Recently, I realized that losing my only sibling, David, in 1983, has some similarities to losing a spouse. As a kid, my brother was my person. The two of us shared the same home, the same parents. We went on the same family vacations; we weathered our parents’ divorce together. When David died, I thought time would stop. It was incredulous to me that the sun could continue to rise and set each day without him in the world.
The age old, ubiquitous expression, “Time heals,” is at best a partial truth, more likely a myth. Time doesn’t heal so much as it continues. The sun continued to rise and set each day without David in the world. Those days turned to weeks, months, years.
That the world cannot possibly go on is disproved. Perhaps the, “Time heals” myth is where the erroneous notion of, “Getting over it,” (the grief or loss) comes from. A point in time when we are over the death of a loved one is quite simply a false, albeit common, notion. Grief comes at the loss of a person you loved. You don’t get over your love for someone who is still alive, so why would you get over your love for someone who has died?

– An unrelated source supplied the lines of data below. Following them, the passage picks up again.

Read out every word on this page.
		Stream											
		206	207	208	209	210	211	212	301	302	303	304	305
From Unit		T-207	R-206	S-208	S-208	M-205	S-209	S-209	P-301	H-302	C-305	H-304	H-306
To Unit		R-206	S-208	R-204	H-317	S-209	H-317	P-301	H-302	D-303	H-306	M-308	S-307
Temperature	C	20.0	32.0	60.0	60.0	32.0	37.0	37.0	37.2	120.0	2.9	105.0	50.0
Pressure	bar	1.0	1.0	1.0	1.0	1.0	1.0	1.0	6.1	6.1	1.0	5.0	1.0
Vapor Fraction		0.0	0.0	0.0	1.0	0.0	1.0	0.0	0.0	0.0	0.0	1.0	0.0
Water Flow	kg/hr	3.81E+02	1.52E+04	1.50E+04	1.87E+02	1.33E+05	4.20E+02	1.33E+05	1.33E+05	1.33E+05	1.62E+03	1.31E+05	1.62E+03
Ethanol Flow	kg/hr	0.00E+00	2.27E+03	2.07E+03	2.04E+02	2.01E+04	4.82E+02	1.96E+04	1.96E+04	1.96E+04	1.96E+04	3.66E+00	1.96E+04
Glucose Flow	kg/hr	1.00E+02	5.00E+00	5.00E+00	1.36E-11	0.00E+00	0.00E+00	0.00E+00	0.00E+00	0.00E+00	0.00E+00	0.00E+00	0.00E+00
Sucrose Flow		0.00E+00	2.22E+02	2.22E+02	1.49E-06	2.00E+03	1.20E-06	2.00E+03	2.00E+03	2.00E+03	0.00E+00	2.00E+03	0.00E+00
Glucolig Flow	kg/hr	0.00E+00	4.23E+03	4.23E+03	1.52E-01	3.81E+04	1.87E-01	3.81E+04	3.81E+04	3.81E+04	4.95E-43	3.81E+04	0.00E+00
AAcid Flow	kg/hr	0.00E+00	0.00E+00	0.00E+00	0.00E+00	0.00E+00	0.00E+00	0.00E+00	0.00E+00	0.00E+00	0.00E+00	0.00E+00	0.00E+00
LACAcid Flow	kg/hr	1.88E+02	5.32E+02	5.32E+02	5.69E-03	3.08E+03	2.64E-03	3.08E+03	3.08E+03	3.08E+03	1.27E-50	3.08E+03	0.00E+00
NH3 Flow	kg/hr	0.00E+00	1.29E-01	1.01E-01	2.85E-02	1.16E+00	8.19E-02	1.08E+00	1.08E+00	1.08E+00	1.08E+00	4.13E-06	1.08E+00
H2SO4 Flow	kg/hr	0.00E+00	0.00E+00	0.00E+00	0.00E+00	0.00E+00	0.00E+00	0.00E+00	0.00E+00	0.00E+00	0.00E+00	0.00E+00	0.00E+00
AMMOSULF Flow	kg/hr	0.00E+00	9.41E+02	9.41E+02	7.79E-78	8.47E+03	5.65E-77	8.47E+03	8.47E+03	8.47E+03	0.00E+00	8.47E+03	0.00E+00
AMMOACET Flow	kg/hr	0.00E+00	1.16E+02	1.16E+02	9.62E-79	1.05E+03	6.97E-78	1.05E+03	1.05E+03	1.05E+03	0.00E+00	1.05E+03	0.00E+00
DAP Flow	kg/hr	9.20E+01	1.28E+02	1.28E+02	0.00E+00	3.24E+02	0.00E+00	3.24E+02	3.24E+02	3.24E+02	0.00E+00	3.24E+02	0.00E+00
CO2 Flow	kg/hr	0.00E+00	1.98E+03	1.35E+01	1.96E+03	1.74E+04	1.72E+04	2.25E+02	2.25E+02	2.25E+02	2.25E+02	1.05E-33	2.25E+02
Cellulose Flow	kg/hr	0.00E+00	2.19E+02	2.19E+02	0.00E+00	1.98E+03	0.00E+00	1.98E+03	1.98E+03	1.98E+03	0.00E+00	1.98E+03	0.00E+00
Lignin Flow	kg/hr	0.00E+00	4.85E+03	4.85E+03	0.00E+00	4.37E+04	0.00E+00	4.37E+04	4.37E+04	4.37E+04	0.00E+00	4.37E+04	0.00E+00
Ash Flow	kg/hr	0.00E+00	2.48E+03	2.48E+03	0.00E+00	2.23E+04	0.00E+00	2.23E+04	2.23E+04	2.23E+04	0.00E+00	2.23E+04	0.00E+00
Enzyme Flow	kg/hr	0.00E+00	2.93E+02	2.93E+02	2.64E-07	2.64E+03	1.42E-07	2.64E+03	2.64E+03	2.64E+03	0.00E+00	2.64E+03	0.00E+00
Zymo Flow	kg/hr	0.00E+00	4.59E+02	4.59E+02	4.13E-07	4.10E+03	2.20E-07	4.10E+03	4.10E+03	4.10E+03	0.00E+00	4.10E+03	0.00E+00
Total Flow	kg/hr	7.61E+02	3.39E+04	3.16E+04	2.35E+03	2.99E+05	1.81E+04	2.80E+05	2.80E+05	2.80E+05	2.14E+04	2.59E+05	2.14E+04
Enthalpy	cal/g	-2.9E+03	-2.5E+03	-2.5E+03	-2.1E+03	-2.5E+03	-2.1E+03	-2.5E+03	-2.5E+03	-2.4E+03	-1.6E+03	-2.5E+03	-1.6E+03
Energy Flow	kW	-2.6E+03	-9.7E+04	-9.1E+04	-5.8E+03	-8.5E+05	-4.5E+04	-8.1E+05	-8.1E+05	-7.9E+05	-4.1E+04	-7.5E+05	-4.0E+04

For 38 years the sun has continued to rise and set each day and I can tell you that I have never gotten over my love or loss of David and I won’t. I have learned to carry that love and loss with me.
Losing David at an early age and my mother some years later were some of the reasons I fell in love with Bob. As a palliative care and hospice physician, he had helped families who were losing their loved ones. He would always say, “I have seen death thousands of times, it is peaceful. The patient is going to be fine, it’s the family I worry about because they have to go on after the death.” Guidance such as “Precious Time,” and “Hope and Prepare” that I wrote about in The Hospice Doctor’s Widow: a Journal, are as much or more for the survivors as the patients.
If we are lucky enough to love someone, the grief and sadness when we lose them is unavoidable and a testament to that love.